Healthcare Technology Featured Article

May 31, 2012

Saving Africa from AIDS, IT Centre Compiles Data to Track Success of Therapies, Halt Epidemic


Something truly wonderful is going on in Africa. If a researcher on a unique project is successful, it’s possible that people there, and other places, will stop dying of AIDS, and even becoming infected.

Senior Database Scientist Colin Newell is studying an HIV epidemic in a desperate region of South Africa – where one-fifth of the general population and more than half the young adults are infected – using document imaging technology to build a new database that could help people suffering from HIV/AIDS around the world.

"HIV is a global problem and we are just one research center in a worldwide effort to learn more about the disease. But HIV infections rates here are higher than anywhere else. It's possible that what we learn here about the transmission of the disease here may help slow the spread of the disease elsewhere in the world."

When you’re working to halt a health crisis, trusting your data is vital and in a part of the world where that’s about as easy to find as a penny at Times Square, Newell and his colleagues at the Africa Centre for Health and Population Studies in KwaZulu Natal, have spent over a decade doing detailed field research and painting what may be the pandemic’s most deeply detailed portrait.

According to avert.org, as of 2010, there were 22.9 million people living with HIV in Sub-Saharan Africa, increasing from an estimated 22.5 million people, including 2.3million children, a year earlier. The organization reports that the increase in people living with HIV could be partly due to a decrease in AIDS-related deaths in the region. There were 1.2 million deaths due to AIDS in 2010 compared to 1.3 million in 2009.  Almost 90 percent of the 16.6 million children orphaned by AIDS live in sub-Saharan Africa, according to Avert.

During the time the Centre staff has been working in Africa, they have painstakingly transcribed millions of pages of field surveys into a computer file with the hardcopies, then the pages and pages stored in a warehouse a few hour’s drive—or a day’s walk—from their offices, according to company spokesmen.

Whenever data errors or discrepancies arose in the computer file, those same staff were sent back in time to the paper world, those warehouses full of filing cabinet upon filing cabinet, to search for the originals.

“When you’re gathering data in communities where running water is a luxury, unemployment is 75 percent and 40 percent of households cook with wood, errors are a daily fact of life,” according to a company spokesman.

“You have to understand that in South Africa we’re in a time-rich, cash-poor society, and very often it’s much more economic to employ more people rather than employ a high tech solution,” says Newell in an interview. “We’re about 10K from the next Internet user. If anything goes wrong, spare parts and tech guides coming to fix things is a very difficult job, so for many things we tend to go toward the low-tech solution, at the expense of making more mistakes.”

Until recently, the Centre’s technology was limited to the one computer file used to catalogue an endless stream of documents coming in from field researchers. But imagine what happens, an all too real possibility, when the computer malfunctions. The Centre IT’s staff came up with a solution: using a software product called Laserfiche that can store unlimited numbers of document images and retrieve any one instantly through a 13-digit survey subject identification connected to a barcode on each of the surveys.

Eighteen months later, half of the 15 million survey forms have been scanned into images stored in a new database connected via the bar code information to the old database.

Africa Centre may even be helping to set a trend not just for this beleaguered part of the world but for its many peer organizations, according to Christian Kyony, head of IT at the Centre.
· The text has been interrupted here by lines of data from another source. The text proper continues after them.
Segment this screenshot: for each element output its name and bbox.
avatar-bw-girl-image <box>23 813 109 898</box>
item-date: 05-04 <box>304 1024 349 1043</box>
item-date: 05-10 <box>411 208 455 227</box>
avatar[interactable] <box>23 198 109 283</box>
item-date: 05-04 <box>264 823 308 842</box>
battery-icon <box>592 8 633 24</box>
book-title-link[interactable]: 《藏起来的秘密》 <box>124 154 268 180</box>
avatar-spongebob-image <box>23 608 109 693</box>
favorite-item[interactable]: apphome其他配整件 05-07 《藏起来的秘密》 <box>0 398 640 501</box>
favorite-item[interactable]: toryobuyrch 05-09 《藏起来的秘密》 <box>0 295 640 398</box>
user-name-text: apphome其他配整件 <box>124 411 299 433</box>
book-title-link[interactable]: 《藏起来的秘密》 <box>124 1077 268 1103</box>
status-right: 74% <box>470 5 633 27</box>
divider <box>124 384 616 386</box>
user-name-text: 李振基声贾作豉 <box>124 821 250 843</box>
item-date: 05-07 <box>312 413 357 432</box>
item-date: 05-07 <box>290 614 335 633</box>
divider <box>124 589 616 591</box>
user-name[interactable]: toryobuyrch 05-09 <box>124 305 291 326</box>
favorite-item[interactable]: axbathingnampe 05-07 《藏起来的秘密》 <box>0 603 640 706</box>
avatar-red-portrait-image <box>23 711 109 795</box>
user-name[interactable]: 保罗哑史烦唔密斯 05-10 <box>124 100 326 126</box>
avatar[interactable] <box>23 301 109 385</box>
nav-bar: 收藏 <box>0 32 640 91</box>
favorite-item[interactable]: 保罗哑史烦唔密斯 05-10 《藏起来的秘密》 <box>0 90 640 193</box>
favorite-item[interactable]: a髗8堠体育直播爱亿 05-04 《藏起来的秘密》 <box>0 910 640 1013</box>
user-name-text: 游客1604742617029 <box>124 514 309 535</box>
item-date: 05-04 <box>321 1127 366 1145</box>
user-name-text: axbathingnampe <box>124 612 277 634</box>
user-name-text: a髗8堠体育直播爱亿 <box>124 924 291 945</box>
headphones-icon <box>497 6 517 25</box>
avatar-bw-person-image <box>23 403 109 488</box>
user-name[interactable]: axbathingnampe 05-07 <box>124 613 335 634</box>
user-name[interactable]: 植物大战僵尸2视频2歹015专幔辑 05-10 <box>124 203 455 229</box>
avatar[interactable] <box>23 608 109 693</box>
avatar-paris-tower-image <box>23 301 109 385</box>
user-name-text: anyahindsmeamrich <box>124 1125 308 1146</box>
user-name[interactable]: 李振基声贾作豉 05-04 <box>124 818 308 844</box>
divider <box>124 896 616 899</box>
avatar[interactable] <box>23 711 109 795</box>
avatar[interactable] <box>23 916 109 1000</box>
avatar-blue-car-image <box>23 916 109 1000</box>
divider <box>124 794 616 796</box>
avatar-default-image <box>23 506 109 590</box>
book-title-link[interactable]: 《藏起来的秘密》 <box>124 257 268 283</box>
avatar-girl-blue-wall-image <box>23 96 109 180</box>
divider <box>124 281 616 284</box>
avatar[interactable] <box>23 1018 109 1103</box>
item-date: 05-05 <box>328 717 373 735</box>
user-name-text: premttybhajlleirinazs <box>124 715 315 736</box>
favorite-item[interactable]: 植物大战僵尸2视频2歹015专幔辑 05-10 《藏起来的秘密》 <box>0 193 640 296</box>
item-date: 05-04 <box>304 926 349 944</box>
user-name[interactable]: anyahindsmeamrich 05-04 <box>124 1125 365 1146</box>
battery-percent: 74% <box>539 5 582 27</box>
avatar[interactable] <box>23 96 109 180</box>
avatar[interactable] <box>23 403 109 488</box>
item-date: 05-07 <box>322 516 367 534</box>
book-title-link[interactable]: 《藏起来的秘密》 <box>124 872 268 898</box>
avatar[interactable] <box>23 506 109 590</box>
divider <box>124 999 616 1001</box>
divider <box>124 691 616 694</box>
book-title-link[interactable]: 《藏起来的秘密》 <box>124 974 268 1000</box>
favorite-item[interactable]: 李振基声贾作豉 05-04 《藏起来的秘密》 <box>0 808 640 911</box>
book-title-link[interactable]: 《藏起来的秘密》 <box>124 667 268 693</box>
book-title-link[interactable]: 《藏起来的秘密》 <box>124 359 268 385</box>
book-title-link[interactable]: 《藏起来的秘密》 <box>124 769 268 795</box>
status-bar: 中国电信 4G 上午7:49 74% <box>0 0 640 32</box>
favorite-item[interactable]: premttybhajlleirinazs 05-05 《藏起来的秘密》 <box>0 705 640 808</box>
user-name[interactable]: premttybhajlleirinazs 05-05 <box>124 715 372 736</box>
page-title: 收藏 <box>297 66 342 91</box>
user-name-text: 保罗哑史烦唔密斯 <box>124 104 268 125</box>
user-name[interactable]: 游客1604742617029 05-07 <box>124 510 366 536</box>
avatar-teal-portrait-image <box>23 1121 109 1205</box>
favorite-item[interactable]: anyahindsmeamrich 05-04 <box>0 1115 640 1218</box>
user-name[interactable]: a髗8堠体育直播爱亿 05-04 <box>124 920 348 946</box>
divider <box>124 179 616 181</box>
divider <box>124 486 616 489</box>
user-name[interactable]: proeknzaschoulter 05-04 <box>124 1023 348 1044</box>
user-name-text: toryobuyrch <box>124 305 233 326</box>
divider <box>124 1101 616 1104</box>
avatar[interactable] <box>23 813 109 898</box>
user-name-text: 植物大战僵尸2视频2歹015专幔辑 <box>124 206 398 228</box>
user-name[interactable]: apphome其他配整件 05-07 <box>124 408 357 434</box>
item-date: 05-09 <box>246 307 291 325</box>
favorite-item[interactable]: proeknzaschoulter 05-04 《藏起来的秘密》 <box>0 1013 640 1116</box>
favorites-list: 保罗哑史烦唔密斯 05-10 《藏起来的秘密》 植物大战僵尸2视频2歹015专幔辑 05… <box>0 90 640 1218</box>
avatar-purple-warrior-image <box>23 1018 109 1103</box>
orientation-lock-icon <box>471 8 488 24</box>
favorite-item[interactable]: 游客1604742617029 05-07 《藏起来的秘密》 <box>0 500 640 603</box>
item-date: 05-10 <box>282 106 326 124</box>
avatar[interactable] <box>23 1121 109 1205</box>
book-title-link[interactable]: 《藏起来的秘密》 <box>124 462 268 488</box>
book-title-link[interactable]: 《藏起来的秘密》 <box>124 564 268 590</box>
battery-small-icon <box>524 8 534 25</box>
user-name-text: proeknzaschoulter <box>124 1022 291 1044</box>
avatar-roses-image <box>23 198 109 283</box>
There are 45 similar outposts across the world, he says, generating 10 to 20 million pages of field surveys annually, according to the press release.

“Those organizations all have the same challenge,” says Kyony in an interview. “How to keep information archived in the source document and how to easily access the information in the source document. Our office is the first office to employ this technology.”

Sheldon Halgreen of Nashua, SA, which sold and installed Laserfiche at Africa Centre, is talking to medical researchers elsewhere in Africa about using electronic forms on computer tablets to monitor patient health in field research.

“Africa Centre is seeing great results from the software, and we’re happy about that,” Halgreen says. “But this whole effort could be greatly streamlined on a global scale with the full power of what this technology can do. Not only can this software improve the quality of health care in those locations, but it could save a great deal of money.”

"The end goal is not just research but also tracking the success of ATR therapies now being administered to thousands of people in all sorts of living conditions,” says Newell. “Armed with that information, we can better contain the spread of this disease under all conditions. As a center, we’re quite proud of what we do and we've managed to keep quite a number of people alive who otherwise might have been dead."